# 90210



## sweatpea559 (May 20, 2009)

Did anyone else watch this season of 90210?
I was totally shocked by the finale! Annie really did explode like a volcano...


----------



## mizuki~ (May 20, 2009)

YAY! I love 90210! 
	

	
	
		
		

		
		
	


	




Did Annie hit somebody with her car at the end??


----------



## sweatpea559 (May 20, 2009)

Yeah she totally did! After downing half a bottle of Absolut!
That was really sad how everyone was blaming her back at the party though =(


----------



## winkietoe (May 20, 2009)

Aww! I was so tired today that I slept through the episode!


----------



## urbanD0LL (May 20, 2009)

i love 90210 ! it was crazy , I loved Naomi's yell though LOL , I thought it was so dramatic and she seemed like she went psycho . I feel so bad for Annie though , Naomi's sister is the biggest biatch ever . Whoa , what's pushing her to do all those things to Naomi ?


----------



## Cinfulgirl (May 21, 2009)

Wow I felt bad for Annie, everyone blamed her and I think I would have done the same thing if people were accusing me of everything..
But Naomi's sis is just going crazy,  I guess she just slept with Liam because she was mad at Naomi for throwing the party.


----------



## mizuki~ (May 22, 2009)

Naomi's sister is such a cradle-robbing biatch! Didn't she take Ethan's virginity as well?? 
	

	
	
		
		

		
		
	


	




Anybody have a favorite character? I love Adrianna


----------



## sweatpea559 (May 22, 2009)

Naomi is my favorite character... even though she's a bitch sometimes. I think anyone with her life would be...

And I totally HATEE her sister! It's her fault that Naomi even thinks Annie slept with Liam...


----------



## Kinderwhore (May 23, 2009)

Quote:

   Originally Posted by *mizuki~* 

 
_Naomi's sister is such a cradle-robbing biatch! Didn't she take Ethan's virginity as well?? 
	

	
	
		
		

		
		
	


	




Anybody have a favorite character? I love Adrianna 
	

	
	
		
		

		
		
	


	


_

 
I've grown to really like her too. And I think Jessica Lowndes is by far the strongest actress in the bunch.

But GOD I MISS TABITHA.


----------



## Brie (May 23, 2009)

They canceled it over here so i don't get to watch it 
	

	
	
		
		

		
		
	


	




 I was getting into it too!


----------



## LMD84 (May 24, 2009)

the whole season hasn't been aired in the uk yet but i watched it online! really good series end i thought! i get really annoyed by annie and can't beleive she drove off!!! although it is shitty to be humiliated like that in front of everyone though.  made me cry when adrianna gave her baby girl away


----------



## ClaireAvril (May 24, 2009)

Noami is my favurite character.. cos she's hot. she's mean.. but also has a heart too.  I wish I could be featured on the show so I could kill her sister!! Why is she doing this?  Did they show Annie acutally drinking from the bottle.  hopefully she ran over a large dog or something.


----------



## sweatpea559 (May 24, 2009)

Quote:

   Originally Posted by *ClaireAvril* 

 
_Noami is my favurite character.. cos she's hot. she's mean.. but also has a heart too.  I wish I could be featured on the show so I could kill her sister!! Why is she doing this?  Did they show Annie acutally drinking from the bottle.  hopefully she ran over a large dog or something._

 

No they just showed the bottle missing a good portion of its contents... lol!

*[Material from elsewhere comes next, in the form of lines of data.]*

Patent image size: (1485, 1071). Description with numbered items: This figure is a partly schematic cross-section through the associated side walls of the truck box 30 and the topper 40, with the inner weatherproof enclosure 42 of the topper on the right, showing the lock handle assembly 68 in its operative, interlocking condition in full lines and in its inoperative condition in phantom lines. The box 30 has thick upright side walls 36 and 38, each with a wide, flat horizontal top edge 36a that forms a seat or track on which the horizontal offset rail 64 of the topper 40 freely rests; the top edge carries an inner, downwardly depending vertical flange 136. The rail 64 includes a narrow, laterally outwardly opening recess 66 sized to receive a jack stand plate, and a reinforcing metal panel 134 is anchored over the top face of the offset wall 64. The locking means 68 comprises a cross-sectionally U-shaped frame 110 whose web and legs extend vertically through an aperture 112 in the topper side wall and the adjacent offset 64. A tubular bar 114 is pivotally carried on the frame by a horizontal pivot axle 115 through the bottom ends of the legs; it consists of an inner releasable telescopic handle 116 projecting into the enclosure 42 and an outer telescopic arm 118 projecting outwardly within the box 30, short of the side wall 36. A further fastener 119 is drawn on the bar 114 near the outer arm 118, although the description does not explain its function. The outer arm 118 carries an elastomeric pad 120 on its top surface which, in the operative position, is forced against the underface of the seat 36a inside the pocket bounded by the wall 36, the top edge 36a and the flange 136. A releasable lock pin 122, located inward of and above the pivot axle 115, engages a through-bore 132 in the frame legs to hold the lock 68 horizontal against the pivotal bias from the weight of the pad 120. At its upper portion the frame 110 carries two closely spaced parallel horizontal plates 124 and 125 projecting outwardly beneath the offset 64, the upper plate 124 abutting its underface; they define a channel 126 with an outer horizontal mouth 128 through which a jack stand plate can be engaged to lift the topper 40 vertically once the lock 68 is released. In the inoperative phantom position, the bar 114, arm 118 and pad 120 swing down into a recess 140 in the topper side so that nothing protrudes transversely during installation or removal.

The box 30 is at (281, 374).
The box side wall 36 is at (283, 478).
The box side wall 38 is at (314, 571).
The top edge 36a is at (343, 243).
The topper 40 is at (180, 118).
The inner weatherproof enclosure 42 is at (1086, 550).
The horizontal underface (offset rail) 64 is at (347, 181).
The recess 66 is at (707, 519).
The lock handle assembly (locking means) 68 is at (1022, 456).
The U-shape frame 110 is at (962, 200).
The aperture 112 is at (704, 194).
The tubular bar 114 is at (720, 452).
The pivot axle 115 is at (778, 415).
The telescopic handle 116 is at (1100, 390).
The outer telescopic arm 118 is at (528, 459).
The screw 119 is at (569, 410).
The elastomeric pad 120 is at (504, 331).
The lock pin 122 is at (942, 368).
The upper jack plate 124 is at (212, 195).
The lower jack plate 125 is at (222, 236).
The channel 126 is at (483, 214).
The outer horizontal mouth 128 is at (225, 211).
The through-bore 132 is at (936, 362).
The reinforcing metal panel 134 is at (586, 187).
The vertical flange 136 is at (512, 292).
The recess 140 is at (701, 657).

And yes, hopefully for her sake it was a large dog because a car was behind her and saw her drive away. We'll see next season!


----------



## AlliSwan (May 25, 2009)

Love 90210! It's helped fill the void left by the O.C....almost. I love Naomi, also loved the actress on Nip/Tuck. Love Adriana, and I see so much of myself in Silver--I even randomly got nominated for prom queen after being as anti-everything as she is lol....I hope she learns to loosen up as I have. And Naomi's sister? UGH!!! Did anyone else think they were trying to emulate the movie Carrie with Annie at the end? The drink poured on her, storming out of the house like that, etc...maybe it's just me?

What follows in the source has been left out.